Maybe Arthur told William what I said, and now they both think I’m a judgmental bitch.

Or maybe (as Bee would also tell me) it’s not all about me.

After all, Arthur helped me pour the wine. William is probably just hyper-focused on the woman he likes. That’s an endearing quality. I should probably pay attention, get to know the guy for whom Bee is willing to overdose on antihistamines.

That might be easier if I felt like less of an empty chair.

Arthur doesn’t have any of these concerns, the lucky bastard. Arthur and Bee chat animatedly about soccer. (Go Matildas? I have no clue and fewer fucks to give—I play on my phone when Bee makes me watch.)

‘You know,’ William says, and I’m listening now.
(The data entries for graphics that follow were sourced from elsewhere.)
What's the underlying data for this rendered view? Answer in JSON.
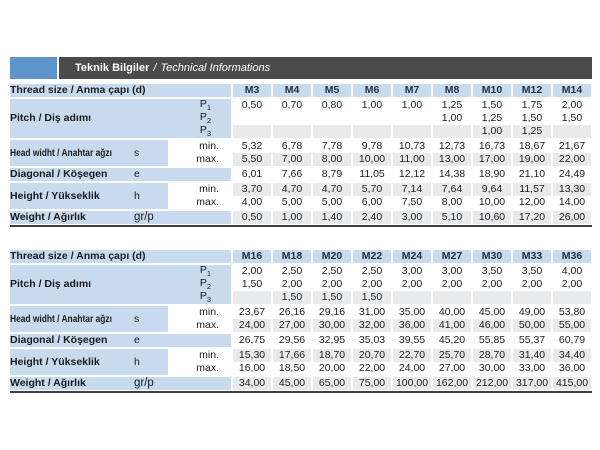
{
  "title": {
    "main": "Teknik Bilgiler",
    "separator": "/",
    "italic": "Technical Informations"
  },
  "colors": {
    "accent_blue": "#5f93cb",
    "bar_dark": "#4b4b4b",
    "cell_blue": "#c7daee",
    "stripe_gray": "#e9eaec",
    "thick_line": "#3f3f3f"
  },
  "labels": {
    "thread_size": "Thread size / Anma çapı (d)",
    "pitch": "Pitch / Diş adımı",
    "pitch_symbol": "P",
    "pitch_subscripts": [
      "1",
      "2",
      "3"
    ],
    "head_width": "Head widht / Anahtar ağzı",
    "head_width_symbol": "s",
    "diagonal": "Diagonal / Köşegen",
    "diagonal_symbol": "e",
    "height": "Height / Yükseklik",
    "height_symbol": "h",
    "weight": "Weight / Ağırlık",
    "weight_symbol": "gr/p",
    "min": "min.",
    "max": "max."
  },
  "tables": [
    {
      "columns": [
        "M3",
        "M4",
        "M5",
        "M6",
        "M7",
        "M8",
        "M10",
        "M12",
        "M14"
      ],
      "rows": {
        "p1": [
          "0,50",
          "0,70",
          "0,80",
          "1,00",
          "1,00",
          "1,25",
          "1,50",
          "1,75",
          "2,00"
        ],
        "p2": [
          "",
          "",
          "",
          "",
          "",
          "1,00",
          "1,25",
          "1,50",
          "1,50"
        ],
        "p3": [
          "",
          "",
          "",
          "",
          "",
          "",
          "1,00",
          "1,25",
          ""
        ],
        "s_min": [
          "5,32",
          "6,78",
          "7,78",
          "9,78",
          "10,73",
          "12,73",
          "16,73",
          "18,67",
          "21,67"
        ],
        "s_max": [
          "5,50",
          "7,00",
          "8,00",
          "10,00",
          "11,00",
          "13,00",
          "17,00",
          "19,00",
          "22,00"
        ],
        "e": [
          "6,01",
          "7,66",
          "8,79",
          "11,05",
          "12,12",
          "14,38",
          "18,90",
          "21,10",
          "24,49"
        ],
        "h_min": [
          "3,70",
          "4,70",
          "4,70",
          "5,70",
          "7,14",
          "7,64",
          "9,64",
          "11,57",
          "13,30"
        ],
        "h_max": [
          "4,00",
          "5,00",
          "5,00",
          "6,00",
          "7,50",
          "8,00",
          "10,00",
          "12,00",
          "14,00"
        ],
        "weight": [
          "0,50",
          "1,00",
          "1,40",
          "2,40",
          "3,00",
          "5,10",
          "10,60",
          "17,20",
          "26,00"
        ]
      }
    },
    {
      "columns": [
        "M16",
        "M18",
        "M20",
        "M22",
        "M24",
        "M27",
        "M30",
        "M33",
        "M36"
      ],
      "rows": {
        "p1": [
          "2,00",
          "2,50",
          "2,50",
          "2,50",
          "3,00",
          "3,00",
          "3,50",
          "3,50",
          "4,00"
        ],
        "p2": [
          "1,50",
          "2,00",
          "2,00",
          "2,00",
          "2,00",
          "2,00",
          "2,00",
          "2,00",
          "2,00"
        ],
        "p3": [
          "",
          "1,50",
          "1,50",
          "1,50",
          "",
          "",
          "",
          "",
          ""
        ],
        "s_min": [
          "23,67",
          "26,16",
          "29,16",
          "31,00",
          "35,00",
          "40,00",
          "45,00",
          "49,00",
          "53,80"
        ],
        "s_max": [
          "24,00",
          "27,00",
          "30,00",
          "32,00",
          "36,00",
          "41,00",
          "46,00",
          "50,00",
          "55,00"
        ],
        "e": [
          "26,75",
          "29,56",
          "32,95",
          "35,03",
          "39,55",
          "45,20",
          "55,85",
          "55,37",
          "60,79"
        ],
        "h_min": [
          "15,30",
          "17,66",
          "18,70",
          "20,70",
          "22,70",
          "25,70",
          "28,70",
          "31,40",
          "34,40"
        ],
        "h_max": [
          "16,00",
          "18,50",
          "20,00",
          "22,00",
          "24,00",
          "27,00",
          "30,00",
          "33,00",
          "36,00"
        ],
        "weight": [
          "34,00",
          "45,00",
          "65,00",
          "75,00",
          "100,00",
          "162,00",
          "212,00",
          "317,00",
          "415,00"
        ]
      }
    }
  ]
}
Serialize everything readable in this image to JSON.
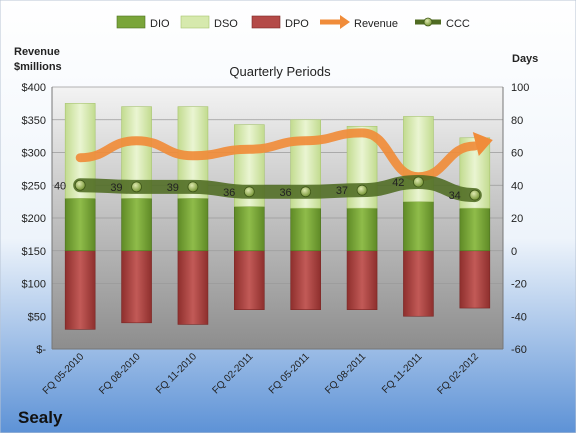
{
  "chart_data": {
    "type": "bar",
    "title": "Quarterly Periods",
    "company": "Sealy",
    "left_axis_label_line1": "Revenue",
    "left_axis_label_line2": "$millions",
    "right_axis_label": "Days",
    "categories": [
      "FQ 05-2010",
      "FQ 08-2010",
      "FQ 11-2010",
      "FQ 02-2011",
      "FQ 05-2011",
      "FQ 08-2011",
      "FQ 11-2011",
      "FQ 02-2012"
    ],
    "left_ylim": [
      0,
      400
    ],
    "right_ylim": [
      -60,
      100
    ],
    "left_ticks": [
      "$-",
      "$50",
      "$100",
      "$150",
      "$200",
      "$250",
      "$300",
      "$350",
      "$400"
    ],
    "right_ticks": [
      "-60",
      "-40",
      "-20",
      "0",
      "20",
      "40",
      "60",
      "80",
      "100"
    ],
    "grid": true,
    "legend_position": "top",
    "series": [
      {
        "name": "DIO",
        "axis": "right",
        "type": "stacked-bar",
        "color": "#7aa53a",
        "values": [
          32,
          32,
          32,
          27,
          26,
          26,
          30,
          26
        ]
      },
      {
        "name": "DSO",
        "axis": "right",
        "type": "stacked-bar",
        "color": "#d6e9ad",
        "values": [
          58,
          56,
          56,
          50,
          54,
          50,
          52,
          43
        ]
      },
      {
        "name": "DPO",
        "axis": "right",
        "type": "negative-bar",
        "color": "#b44a48",
        "values": [
          -48,
          -44,
          -45,
          -36,
          -36,
          -36,
          -40,
          -35
        ]
      },
      {
        "name": "Revenue",
        "axis": "left",
        "type": "line",
        "color": "#f08c3a",
        "values": [
          292,
          318,
          295,
          305,
          318,
          330,
          263,
          310
        ]
      },
      {
        "name": "CCC",
        "axis": "right",
        "type": "line-markers",
        "color": "#4f6b22",
        "values": [
          40,
          39,
          39,
          36,
          36,
          37,
          42,
          34
        ],
        "labels": [
          "40",
          "39",
          "39",
          "36",
          "36",
          "37",
          "42",
          "34"
        ]
      }
    ]
  }
}
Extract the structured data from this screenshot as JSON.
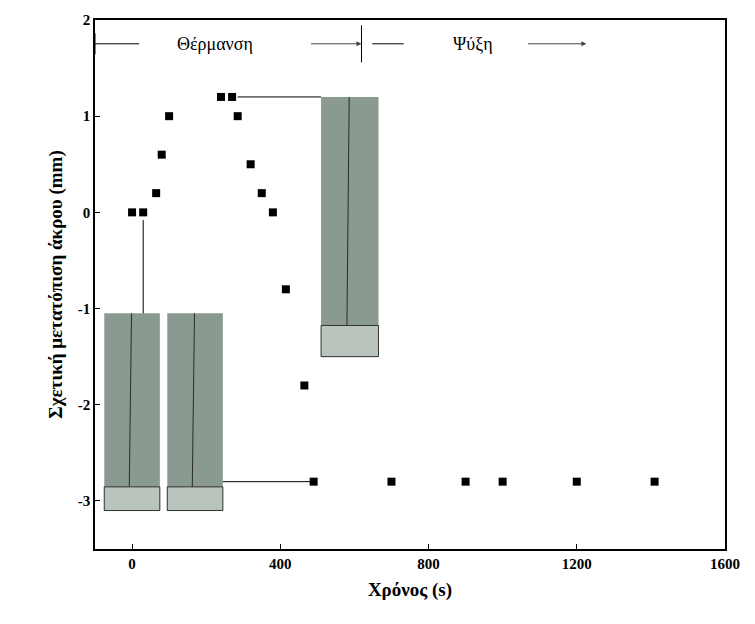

I do want to know. ‘I played state hockey back in the day.’ I don’t really get how that relates to the Matildas, but that’s on me for only just tuning in, I guess.

‘Did you really, mate?’ Arthur says. ‘How did I not know that?’

William shrugs. ‘For about three years.’

‘Huh. Learn something new every day.’

‘Hockey players are hot,’ Bee says, and the conversation moves on.

When I hear my name, I have just bitten off a big mouthful of homemade naan.

‘Gertrude,’ Bee says, stern. ‘Chew with your mouth closed. She turns to William. ‘I’m so sorry, William.’ He’s giving me a squeamish look. I don’t dare look at Arthur but he is undoubtedly wearing a look of schadenfreudian joy.

‘Sorry,’ I mutter at my lap, and a blob of chewed naan drops onto the edge of my plate. No one speaks. I quietly wipe it away with my napkin, scrunch it up in a ball, and tuck it under the lip of my plate.

‘You know what this reminds me of?’ Bee asks.

‘That time we were coming back from…which festival was it?’ She points at me, wagging a finger.

‘Beyond the Valley, that’s it. So, we were leaving BTV and the line to get out of the carpark was just horrendous, and Gertrude was feeling a bit poorly.

’ I had heatstroke. ‘So she opened the car door and just munted out the side!’ Her laughter tinkles from behind a demure hand.

‘But she took her foot off the brakes when she did it, so we just rolled into the car in front!’

Ha ha ha, isn’t this an amusing anecdote about a fun moment from our past? ‘There wasn’t any damage, it just scratched their bumper,’ I say.

She turns to say: ‘So, Arthur, William says you work in operations?’

I don’t listen to Arthur correct her that he’s actually in sales.

Instead, I get up to stack the plates, clashing them a little too loud to drown out the noise.

I can feel William look at me while Arthur and Bee chat.

He still doesn’t say anything. He just looks at me.

This level of intense scrutiny would make me uncomfortable at the best of times.

Right now it feels like he’s seeing something I don’t mean to show or don’t want him to see.

I walk out of the room with the plates.